Game design through self-play experiments

  • Authors:
  • Alasdair Macleod

  • Affiliations:
  • University of the Highlands and Islands, Stornoway, Isle of Lewis, UK

  • Venue:
  • Proceedings of the 2005 ACM SIGCHI International Conference on Advances in computer entertainment technology
  • Year:
  • 2005

Quantified Score

Hi-index 0.00

Visualization

Abstract

The application of self-play experiments to computer games was pioneered by Thompson in 1982 with his chess machine BELLE. Since then the technique has been widely used in a variety of games to train artificial players employing a range of artificial neural network architectures. Of particular note is the TD-learning Backgammon program of Tesauro developed in 1995. When developing artificial game players that learn by experience, it is generally possible to accelerate the training process through self-play. Compared with training by humans, this confers the advantages of greater speed and a precise control of playing strength through parameter variation.
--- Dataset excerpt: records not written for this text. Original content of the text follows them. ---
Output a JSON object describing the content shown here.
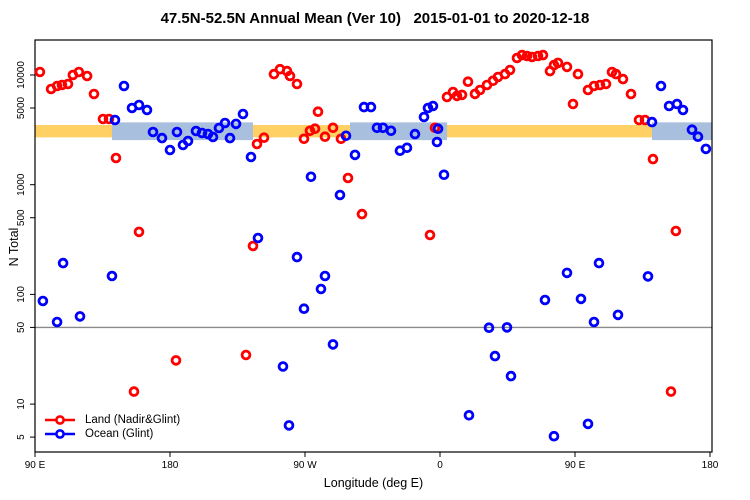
{
  "chart_data": {
    "type": "scatter",
    "title": "47.5N-52.5N Annual Mean (Ver 10)   2015-01-01 to 2020-12-18",
    "xlabel": "Longitude (deg E)",
    "ylabel": "N Total",
    "x_axis": {
      "min": 90,
      "max": 541.3,
      "tick_positions": [
        90,
        180,
        270,
        360,
        450,
        540
      ],
      "tick_labels": [
        "90 E",
        "180",
        "90 W",
        "0",
        "90 E",
        "180"
      ]
    },
    "y_axis": {
      "scale": "log",
      "min": 3.7,
      "max": 20800,
      "tick_values": [
        5,
        10,
        50,
        100,
        500,
        1000,
        5000,
        10000
      ],
      "tick_labels": [
        "5",
        "10",
        "50",
        "100",
        "500",
        "1000",
        "5000",
        "10000"
      ]
    },
    "grid": "off",
    "reference_line": {
      "n": 50,
      "color": "#8a8a8a"
    },
    "bands": {
      "yellow_band": {
        "color": "#FFD064",
        "n_min": 2700,
        "n_max": 3500,
        "lon_min": 90,
        "lon_max": 541.3,
        "note": "full-width horizontal band"
      },
      "blue_band": {
        "color": "#A8BFDE",
        "n_min": 2550,
        "n_max": 3700,
        "segments": [
          [
            141.3,
            235.3
          ],
          [
            300,
            364.7
          ],
          [
            501.3,
            541.3
          ]
        ]
      }
    },
    "legend_position": "bottom-left",
    "series": [
      {
        "name": "Land (Nadir&Glint)",
        "color": "#FF0000",
        "points": [
          [
            93.3,
            10650
          ],
          [
            100.7,
            7450
          ],
          [
            104.7,
            7940
          ],
          [
            108,
            8100
          ],
          [
            112,
            8270
          ],
          [
            115.3,
            10000
          ],
          [
            119.3,
            10650
          ],
          [
            124.7,
            9790
          ],
          [
            129.3,
            6710
          ],
          [
            135.3,
            3970
          ],
          [
            139.3,
            3970
          ],
          [
            144,
            1750
          ],
          [
            156,
            13
          ],
          [
            159.3,
            371
          ],
          [
            184,
            25
          ],
          [
            230.7,
            28
          ],
          [
            235.3,
            276
          ],
          [
            238,
            2350
          ],
          [
            242.7,
            2680
          ],
          [
            249.3,
            10200
          ],
          [
            253.3,
            11300
          ],
          [
            258,
            10850
          ],
          [
            260,
            9790
          ],
          [
            264.7,
            8270
          ],
          [
            269.3,
            2620
          ],
          [
            273.3,
            3100
          ],
          [
            276.7,
            3240
          ],
          [
            278.7,
            4630
          ],
          [
            283.3,
            2740
          ],
          [
            288.7,
            3300
          ],
          [
            294,
            2620
          ],
          [
            298.7,
            1150
          ],
          [
            308,
            540
          ],
          [
            353.3,
            348
          ],
          [
            356.7,
            3300
          ],
          [
            364.7,
            6300
          ],
          [
            368.7,
            7000
          ],
          [
            371.3,
            6450
          ],
          [
            374.7,
            6580
          ],
          [
            378.7,
            8680
          ],
          [
            383.3,
            6720
          ],
          [
            386.7,
            7300
          ],
          [
            391.3,
            8100
          ],
          [
            395.3,
            8860
          ],
          [
            398.7,
            9580
          ],
          [
            403.3,
            10200
          ],
          [
            406.7,
            11100
          ],
          [
            411.3,
            14300
          ],
          [
            414.7,
            15200
          ],
          [
            418,
            14900
          ],
          [
            421.3,
            14600
          ],
          [
            425.3,
            14900
          ],
          [
            428.7,
            15200
          ],
          [
            433.3,
            10850
          ],
          [
            436,
            12300
          ],
          [
            438.7,
            12900
          ],
          [
            444.7,
            11850
          ],
          [
            448.7,
            5440
          ],
          [
            452,
            10200
          ],
          [
            458.7,
            7300
          ],
          [
            462.7,
            7940
          ],
          [
            466.7,
            8100
          ],
          [
            470.7,
            8270
          ],
          [
            474.7,
            10650
          ],
          [
            477.3,
            10200
          ],
          [
            482,
            9170
          ],
          [
            487.3,
            6710
          ],
          [
            492.7,
            3890
          ],
          [
            496.7,
            3890
          ],
          [
            502,
            1710
          ],
          [
            514,
            13
          ],
          [
            517.3,
            378
          ]
        ]
      },
      {
        "name": "Ocean (Glint)",
        "color": "#0000FF",
        "points": [
          [
            95.3,
            87
          ],
          [
            104.7,
            56
          ],
          [
            108.7,
            193
          ],
          [
            120,
            63
          ],
          [
            141.3,
            147
          ],
          [
            143.3,
            3890
          ],
          [
            149.3,
            7940
          ],
          [
            154.7,
            5000
          ],
          [
            159.3,
            5330
          ],
          [
            164.7,
            4800
          ],
          [
            168.7,
            3020
          ],
          [
            174.7,
            2660
          ],
          [
            180,
            2070
          ],
          [
            184.7,
            3020
          ],
          [
            188.7,
            2300
          ],
          [
            192,
            2500
          ],
          [
            197.3,
            3090
          ],
          [
            201.3,
            2960
          ],
          [
            205.3,
            2900
          ],
          [
            208.7,
            2720
          ],
          [
            212.7,
            3290
          ],
          [
            216.7,
            3650
          ],
          [
            220,
            2660
          ],
          [
            224,
            3580
          ],
          [
            228.7,
            4410
          ],
          [
            234,
            1790
          ],
          [
            238.7,
            327
          ],
          [
            255.3,
            22
          ],
          [
            259.3,
            6.4
          ],
          [
            264.7,
            219
          ],
          [
            269.3,
            74
          ],
          [
            274,
            1180
          ],
          [
            280.7,
            112
          ],
          [
            283.3,
            147
          ],
          [
            288.7,
            35
          ],
          [
            293.3,
            805
          ],
          [
            297.3,
            2790
          ],
          [
            303.3,
            1870
          ],
          [
            309.3,
            5100
          ],
          [
            314,
            5100
          ],
          [
            318,
            3300
          ],
          [
            322,
            3300
          ],
          [
            327.3,
            3100
          ],
          [
            333.3,
            2040
          ],
          [
            338,
            2170
          ],
          [
            343.3,
            2890
          ],
          [
            349.3,
            4140
          ],
          [
            352,
            5000
          ],
          [
            355.3,
            5220
          ],
          [
            358,
            2450
          ],
          [
            358.7,
            3240
          ],
          [
            362.7,
            1230
          ],
          [
            379.3,
            7.9
          ],
          [
            392.7,
            49.7
          ],
          [
            396.7,
            27.4
          ],
          [
            404.7,
            50
          ],
          [
            407.3,
            18
          ],
          [
            430,
            89
          ],
          [
            436,
            5.1
          ],
          [
            444.7,
            157
          ],
          [
            454,
            91
          ],
          [
            458.7,
            6.6
          ],
          [
            462.7,
            56
          ],
          [
            466,
            193
          ],
          [
            478.7,
            65
          ],
          [
            498.7,
            146
          ],
          [
            501.3,
            3720
          ],
          [
            507.3,
            7940
          ],
          [
            512.7,
            5220
          ],
          [
            518,
            5440
          ],
          [
            522,
            4800
          ],
          [
            528,
            3170
          ],
          [
            532,
            2740
          ],
          [
            537.3,
            2120
          ]
        ]
      }
    ]
  }
}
In spite of these potential advantages, the use of self-play experiments is considered by many to be a treacherous road fraught with problems. The value of such experiments is unclear and the threshold of learning that can be achieved through self-play alone is unknown. There is the common-sense perception that only limited playing skill can be achieved through machine self-play, a notion that is challenged here. A new application that is immune from the problems associated with machine learning is the use of self-play experiments to test the integrity and fairness of games and modify the rules accordingly. We will show how the rules of a particular game, Perudo, can be analysed for fairness and how the excessive positive feedback that arises when forces become unbalanced can be curbed. We use the notion of fair in the same sense as in a soccer game - if a team loses a goal, neglecting psychological effects, the chance of losing a second goal is not significantly changed. It is recognised that the cumulative growth in advantage is part of many games and that it is inappropriate to alter the rules in these cases. However the rate at which advantages grow can be moderated by rule alterations. We will also consider the application of the technique to a range of traditional games. In chess, for example, White is considered to have an advantage over Black. The imbalance can be determined for different playing strengths and extrapolated. We will show that the principles can be extended to the more complex situations of computer games and propose that the development of unintelligent agents to explore game play is advantageous.